Role of Antibodies in Immunity Against Reinfection
Studies in this review primarily aimed to estimate seroprevalence and characterize the antibody response after SARS-CoV-2 infection and did not directly evaluate the association between antibodies and immunity. A retrospective study of 47 hospitalized patients in China with moderate to severe COVID-19 mentions a potential case of reinfection in 1 patient during the “convalescence stage” of the disease (77). Of note, the patient did not have detectable antibodies (either IgM or IgG) at follow-up 4 weeks after discharge, but the study does not provide more detail or describe how reinfection was determined. Otherwise, we did not identify any studies of persons with SARS-CoV-2 infection diagnosed via RT-PCR that directly linked the presence or absence of antibodies with incidence of reinfection. A Danish study is investigating immunity by following participants positive for SARS-CoV-2 antibodies at 1, 5, 10, and 20 years, but so far it has reported only initial antibody test results (35). Population seroprevalence studies, such as the Icelandic study discussed in the previous section, could provide insight into reinfection risk if study periods were extended and incidence of reinfection compared among participants with and without antibodies.
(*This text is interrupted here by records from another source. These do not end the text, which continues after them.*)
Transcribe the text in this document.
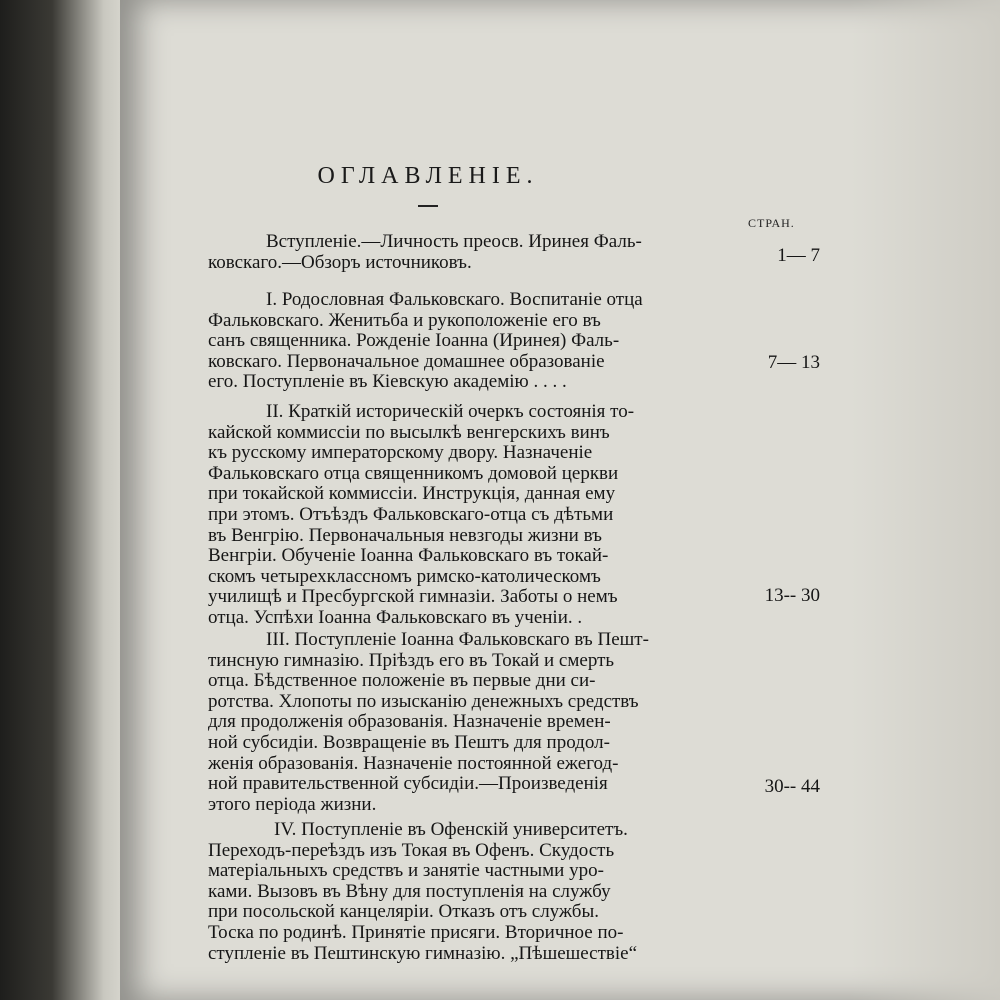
ОГЛАВЛЕНІЕ.
СТРАН.
Вступленіе.—Личность преосв. Иринея Фаль-
ковскаго.—Обзоръ источниковъ.	1— 7
I. Родословная Фальковскаго. Воспитаніе отца
Фальковскаго. Женитьба и рукоположеніе его въ
санъ священника. Рожденіе Іоанна (Иринея) Фаль-
ковскаго. Первоначальное домашнее образованіе
его. Поступленіе въ Кіевскую академію . . . .
7— 13
II. Краткій историческій очеркъ состоянія то-
кайской коммиссіи по высылкѣ венгерскихъ винъ
къ русскому императорскому двору. Назначеніе
Фальковскаго отца священникомъ домовой церкви
при токайской коммиссіи. Инструкція, данная ему
при этомъ. Отъѣздъ Фальковскаго-отца съ дѣтьми
въ Венгрію. Первоначальныя невзгоды жизни въ
Венгріи. Обученіе Іоанна Фальковскаго въ токай-
скомъ четырехклассномъ римско-католическомъ
училищѣ и Пресбургской гимназіи. Заботы о немъ
отца. Успѣхи Іоанна Фальковскаго въ ученіи. .
13-- 30
III. Поступленіе Іоанна Фальковскаго въ Пешт-
тинсную гимназію. Пріѣздъ его въ Токай и смерть
отца. Бѣдственное положеніе въ первые дни си-
ротства. Хлопоты по изысканію денежныхъ средствъ
для продолженія образованія. Назначеніе времен-
ной субсидіи. Возвращеніе въ Пештъ для продол-
женія образованія. Назначеніе постоянной ежегод-
ной правительственной субсидіи.—Произведенія
этого періода жизни.
30-- 44
IV. Поступленіе въ Офенскій университетъ.
Переходъ-переѣздъ изъ Токая въ Офенъ. Скудость
матеріальныхъ средствъ и занятіе частными уро-
ками. Вызовъ въ Вѣну для поступленія на службу
при посольской канцеляріи. Отказъ отъ службы.
Тоска по родинѣ. Принятіе присяги. Вторичное по-
ступленіе въ Пештинскую гимназію. „Пѣшешествіе“
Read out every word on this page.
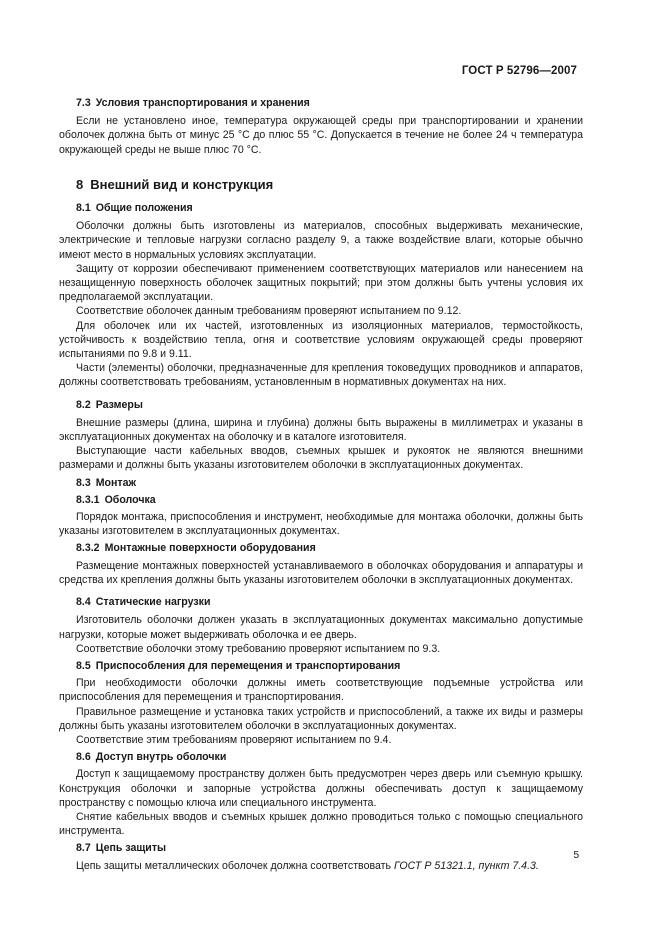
ГОСТ Р 52796—2007
7.3 Условия транспортирования и хранения

Если не установлено иное, температура окружающей среды при транспортировании и хранении оболочек должна быть от минус 25 °С до плюс 55 °С. Допускается в течение не более 24 ч температура окружающей среды не выше плюс 70 °С.

8 Внешний вид и конструкция
8.1 Общие положения

Оболочки должны быть изготовлены из материалов, способных выдерживать механические, электрические и тепловые нагрузки согласно разделу 9, а также воздействие влаги, которые обычно имеют место в нормальных условиях эксплуатации.

Защиту от коррозии обеспечивают применением соответствующих материалов или нанесением на незащищенную поверхность оболочек защитных покрытий; при этом должны быть учтены условия их предполагаемой эксплуатации.

Соответствие оболочек данным требованиям проверяют испытанием по 9.12.

Для оболочек или их частей, изготовленных из изоляционных материалов, термостойкость, устойчивость к воздействию тепла, огня и соответствие условиям окружающей среды проверяют испытаниями по 9.8 и 9.11.

Части (элементы) оболочки, предназначенные для крепления токоведущих проводников и аппаратов, должны соответствовать требованиям, установленным в нормативных документах на них.

8.2 Размеры

Внешние размеры (длина, ширина и глубина) должны быть выражены в миллиметрах и указаны в эксплуатационных документах на оболочку и в каталоге изготовителя.

Выступающие части кабельных вводов, съемных крышек и рукояток не являются внешними размерами и должны быть указаны изготовителем оболочки в эксплуатационных документах.

8.3 Монтаж
8.3.1 Оболочка

Порядок монтажа, приспособления и инструмент, необходимые для монтажа оболочки, должны быть указаны изготовителем в эксплуатационных документах.

8.3.2 Монтажные поверхности оборудования

Размещение монтажных поверхностей устанавливаемого в оболочках оборудования и аппаратуры и средства их крепления должны быть указаны изготовителем оболочки в эксплуатационных документах.

8.4 Статические нагрузки

Изготовитель оболочки должен указать в эксплуатационных документах максимально допустимые нагрузки, которые может выдерживать оболочка и ее дверь.

Соответствие оболочки этому требованию проверяют испытанием по 9.3.

8.5 Приспособления для перемещения и транспортирования

При необходимости оболочки должны иметь соответствующие подъемные устройства или приспособления для перемещения и транспортирования.

Правильное размещение и установка таких устройств и приспособлений, а также их виды и размеры должны быть указаны изготовителем оболочки в эксплуатационных документах.

Соответствие этим требованиям проверяют испытанием по 9.4.

8.6 Доступ внутрь оболочки

Доступ к защищаемому пространству должен быть предусмотрен через дверь или съемную крышку. Конструкция оболочки и запорные устройства должны обеспечивать доступ к защищаемому пространству с помощью ключа или специального инструмента.

Снятие кабельных вводов и съемных крышек должно проводиться только с помощью специального инструмента.

8.7 Цепь защиты

Цепь защиты металлических оболочек должна соответствовать ГОСТ Р 51321.1, пункт 7.4.3.

5
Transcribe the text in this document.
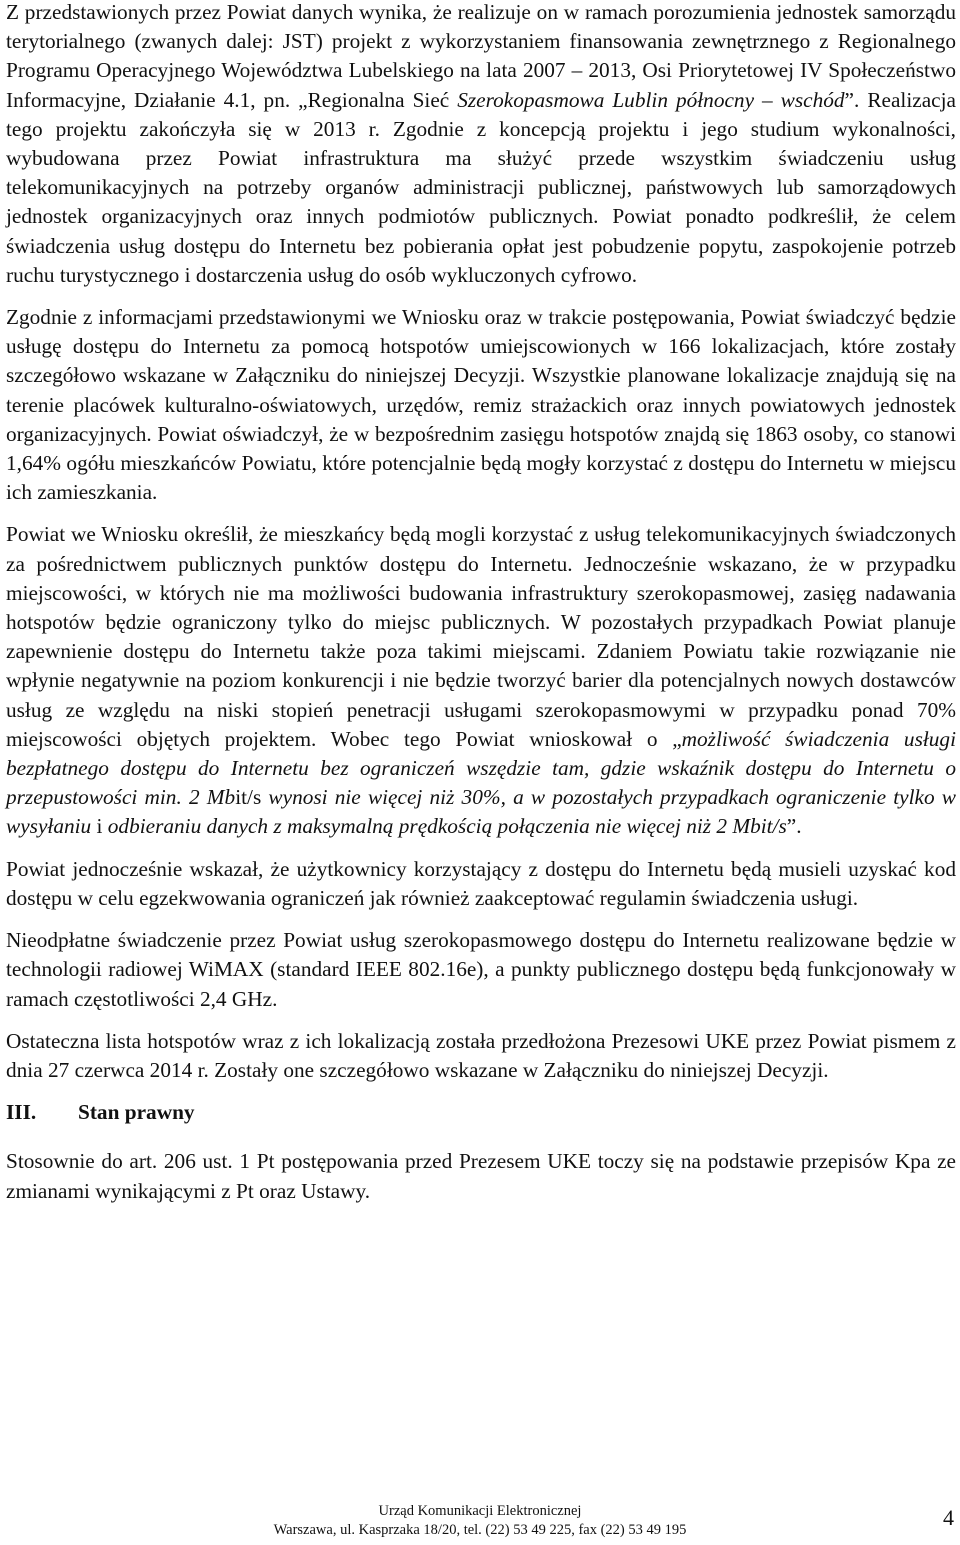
Z przedstawionych przez Powiat danych wynika, że realizuje on w ramach porozumienia jednostek samorządu terytorialnego (zwanych dalej: JST) projekt z wykorzystaniem finansowania zewnętrznego z Regionalnego Programu Operacyjnego Województwa Lubelskiego na lata 2007 – 2013, Osi Priorytetowej IV Społeczeństwo Informacyjne, Działanie 4.1, pn. „Regionalna Sieć Szerokopasmowa Lublin północny – wschód”. Realizacja tego projektu zakończyła się w 2013 r. Zgodnie z koncepcją projektu i jego studium wykonalności, wybudowana przez Powiat infrastruktura ma służyć przede wszystkim świadczeniu usług telekomunikacyjnych na potrzeby organów administracji publicznej, państwowych lub samorządowych jednostek organizacyjnych oraz innych podmiotów publicznych. Powiat ponadto podkreślił, że celem świadczenia usług dostępu do Internetu bez pobierania opłat jest pobudzenie popytu, zaspokojenie potrzeb ruchu turystycznego i dostarczenia usług do osób wykluczonych cyfrowo.

Zgodnie z informacjami przedstawionymi we Wniosku oraz w trakcie postępowania, Powiat świadczyć będzie usługę dostępu do Internetu za pomocą hotspotów umiejscowionych w 166 lokalizacjach, które zostały szczegółowo wskazane w Załączniku do niniejszej Decyzji. Wszystkie planowane lokalizacje znajdują się na terenie placówek kulturalno-oświatowych, urzędów, remiz strażackich oraz innych powiatowych jednostek organizacyjnych. Powiat oświadczył, że w bezpośrednim zasięgu hotspotów znajdą się 1863 osoby, co stanowi 1,64% ogółu mieszkańców Powiatu, które potencjalnie będą mogły korzystać z dostępu do Internetu w miejscu ich zamieszkania.

Powiat we Wniosku określił, że mieszkańcy będą mogli korzystać z usług telekomunikacyjnych świadczonych za pośrednictwem publicznych punktów dostępu do Internetu. Jednocześnie wskazano, że w przypadku miejscowości, w których nie ma możliwości budowania infrastruktury szerokopasmowej, zasięg nadawania hotspotów będzie ograniczony tylko do miejsc publicznych. W pozostałych przypadkach Powiat planuje zapewnienie dostępu do Internetu także poza takimi miejscami. Zdaniem Powiatu takie rozwiązanie nie wpłynie negatywnie na poziom konkurencji i nie będzie tworzyć barier dla potencjalnych nowych dostawców usług ze względu na niski stopień penetracji usługami szerokopasmowymi w przypadku ponad 70% miejscowości objętych projektem. Wobec tego Powiat wnioskował o „możliwość świadczenia usługi bezpłatnego dostępu do Internetu bez ograniczeń wszędzie tam, gdzie wskaźnik dostępu do Internetu o przepustowości min. 2 Mbit/s wynosi nie więcej niż 30%, a w pozostałych przypadkach ograniczenie tylko w wysyłaniu i odbieraniu danych z maksymalną prędkością połączenia nie więcej niż 2 Mbit/s”.

Powiat jednocześnie wskazał, że użytkownicy korzystający z dostępu do Internetu będą musieli uzyskać kod dostępu w celu egzekwowania ograniczeń jak również zaakceptować regulamin świadczenia usługi.

Nieodpłatne świadczenie przez Powiat usług szerokopasmowego dostępu do Internetu realizowane będzie w technologii radiowej WiMAX (standard IEEE 802.16e), a punkty publicznego dostępu będą funkcjonowały w ramach częstotliwości 2,4 GHz.

Ostateczna lista hotspotów wraz z ich lokalizacją została przedłożona Prezesowi UKE przez Powiat pismem z dnia 27 czerwca 2014 r. Zostały one szczegółowo wskazane w Załączniku do niniejszej Decyzji.

III.	Stan prawny

Stosownie do art. 206 ust. 1 Pt postępowania przed Prezesem UKE toczy się na podstawie przepisów Kpa ze zmianami wynikającymi z Pt oraz Ustawy.

Urząd Komunikacji Elektronicznej
Warszawa, ul. Kasprzaka 18/20, tel. (22) 53 49 225, fax (22) 53 49 195	4
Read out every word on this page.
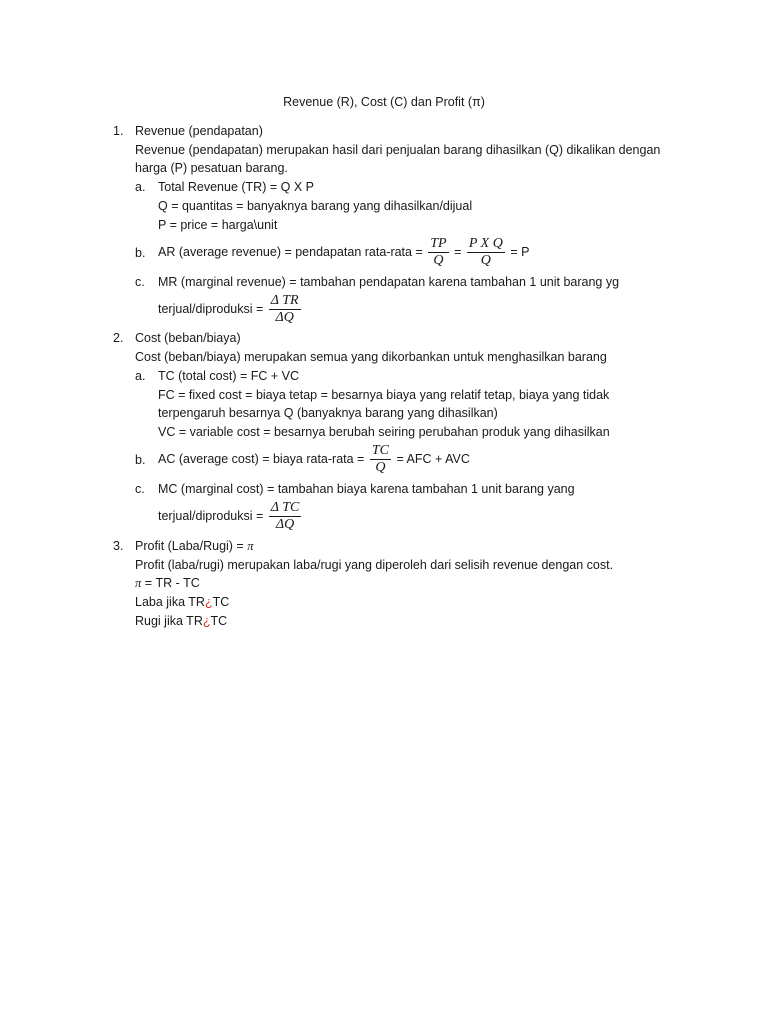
Revenue (R), Cost (C) dan Profit (π)
1. Revenue (pendapatan)
Revenue (pendapatan) merupakan hasil dari penjualan barang dihasilkan (Q) dikalikan dengan
harga (P) pesatuan barang.
a. Total Revenue (TR) = Q X P
Q = quantitas = banyaknya barang yang dihasilkan/dijual
P = price = harga\unit
b. AR (average revenue) = pendapatan rata-rata = $\frac{TP}{Q} = \frac{\text{P X Q}}{Q} = P$
c. MR (marginal revenue) = tambahan pendapatan karena tambahan 1 unit barang yg
terjual/diproduksi = $\frac{\text{Δ TR}}{\Delta Q}$
2. Cost (beban/biaya)
Cost (beban/biaya) merupakan semua yang dikorbankan untuk menghasilkan barang
a. TC (total cost) = FC + VC
FC = fixed cost = biaya tetap = besarnya biaya yang relatif tetap, biaya yang tidak
terpengaruh besarnya Q (banyaknya barang yang dihasilkan)
VC = variable cost = besarnya berubah seiring perubahan produk yang dihasilkan
b. AC (average cost) = biaya rata-rata = $\frac{TC}{Q}$ = AFC + AVC
c. MC (marginal cost) = tambahan biaya karena tambahan 1 unit barang yang
terjual/diproduksi = $\frac{\text{Δ TC}}{\Delta Q}$
3. Profit (Laba/Rugi) = π
Profit (laba/rugi) merupakan laba/rugi yang diperoleh dari selisih revenue dengan cost.
π = TR - TC
Laba jika TR¿TC
Rugi jika TR¿TC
We note that, in several recent studies of adults with known positive or negative SARS-CoV-2 serologies, antibody presence is associated with protective immunity. A prospective study following 12 541 health care workers in the United Kingdom for up to 31 weeks found that anti-spike IgG seropositivity at baseline was associated with lower risk for subsequent positive results on RT-PCR testing for SARS-CoV-2 (223 of 11 364 vs. 2 of 1265; adjusted incidence rate ratio, 0.11) (83, 84). Only 37% (466 of 1265) of the seropositive workers had a prior RT-PCR–confirmed infection. Two small retrospective studies also suggest that prior SARS-CoV-2 infection, as measured by positive antibody results, is associated with reduced risk for reinfection (85, 86). One of these studies described a SARS-CoV-2 outbreak among attendees and staff at a summer school retreat (85). Among 152 participants, 76% (n = 116) had confirmed or presumed SARS-CoV-2 infection, whereas none of the 24 persons who had documented seropositive results in the 3 months before the retreat developed symptoms. In another study, 3 participants who had positive neutralizing antibody results (and negative results on RT-PCR testing for SARS-CoV-2) before departing on a fishing vessel did not subsequently test positive for SARS-CoV-2 despite an outbreak affecting 85% (104 of 122) of the onboard population (86).